12. Februar 2014 | Produkte

3D-Druck: Spekulationsblase?

2013 war ein hervorragendes Jahr für den 3D-Druck – die Aktienpreise an der Börse notierter Unternehmen stiegen auf das Doppelte und mehr, Tagungen zum Thema häuften sich, und die Medien waren voll davon.

Nach Ansicht des Beratungsunternehmens IDTechEx seien jetzt die meisten Analysten langsam nicht mehr so begeistert von diesem Sektor. Viele reden jetzt angesichts von Börsenkapitalisierungen, die das 50- oder 60-fache des Unternehmensertrages ausmachen, von einer Spekulationsblase und raten vom Erwerb dieser Aktien ab. Trotzdem würden wohl weitere Hersteller von 3D-Druckern an die Börse gehen.

Unternehmen im Fokus

Die Zahl der Fusionen und Akqusitionen werde wahrscheinlich sinken, da das Unternehmen 3D Systems schon genügend Probleme habe, ihre Vielzahl von Produktlinien im Griff zu behalten, so IDTechEx weiter, und jetzt zurückhaltender sein könnte. Der andere Anbieter Stratasys werde wahrscheinlich eine der zunehmende Popularität genießenden 3D-Metalldrucktechnologien erwerben, ähnlich wie 3D Systems' Akquisition des französischen Unternehmens Phenix Systems. Da EOS wohl außer Reichweite eventueller Übernahmen liege, könnten Firmen wie die German Concept Laser oder SLM Solutions eher das Ziel sein.

Mit dem Auslaufen eines vom Massachusetts Institute of Technology gehaltenen Patents für ein Tintenstrahl-Pulverbettverfahren in diesem Jahr werde man wahrscheinlich eine ganze Reihe neuer Unternehmen sehen, die diese Methode anwenden, bei der es sich um eines der einfacheren 3D-Druckverfahren handelt. Dies werde den Wettbewerb in diesem Bereich – gegenwärtig einer der teuersten 3D-Drucktechniken – verbessern, so die Einschätzung des Beratungsunternehmens.

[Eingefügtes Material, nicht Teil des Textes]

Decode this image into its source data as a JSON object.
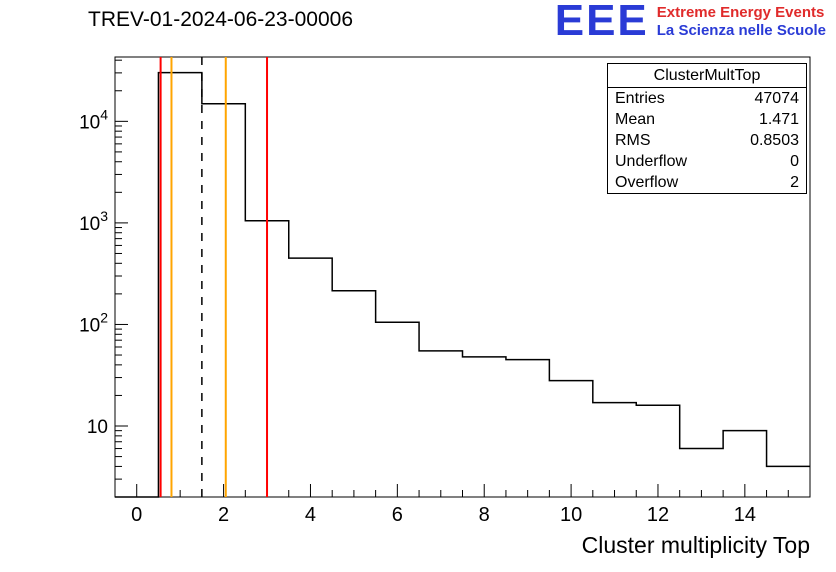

Hewlett-Packard werde – nach seiner" Tändelei mit Stratasys" vor ein paar Jahren – dieses Jahr wieder beim 3 D-Druck einsteigen. Man weiß, dass die Firma schon am 3D-Druck mit Glas und Harzen arbeite, sich aber ziert, zu verraten, was sie anbieten werden.

Und zu guter Letzt, was bringt 2014 denn für den 3D-Druck für Verbraucher? Das lässt sich noch nicht so genau sagen, aber viele Analysten glauben, dass der Bereich zu sehr hochgejubelt wurde und dass bestimmt erst mehr in die Aufklärung von Verbrauchern investiert werden müsse bis der 3D-Druck im Alltag selbstverständlich werde. Käufer müssten erst mal wissen, warum in jedem Haus ein 3D-Drucker stehen sollte, mal abgesehen vom Drucken der überall zu sehenden Yoda-Köpfe.

Über IDTechEx

Das Unternehmen verfügt auch über ein Online IDTechEx Market Intelligence Portal mit ganzjährigen Marktinfos und unabhängige Analysen. Gegenwärtig werden folgende Themenkreise abgedeckt: gedruckte, flexible und/oder Großflächenelektronik und neue Materialien und Geräte.

 

Auch in Deutschland gibt es verschiedene neue Aktivitäten zum 3D-Druck, beim VDMA startet eine 3D-Druck-Plattform, die Papier- und Drucktechnik Anbieter wissen noch nicht so recht, wie sie das Verfahren für sich nutzen wollen.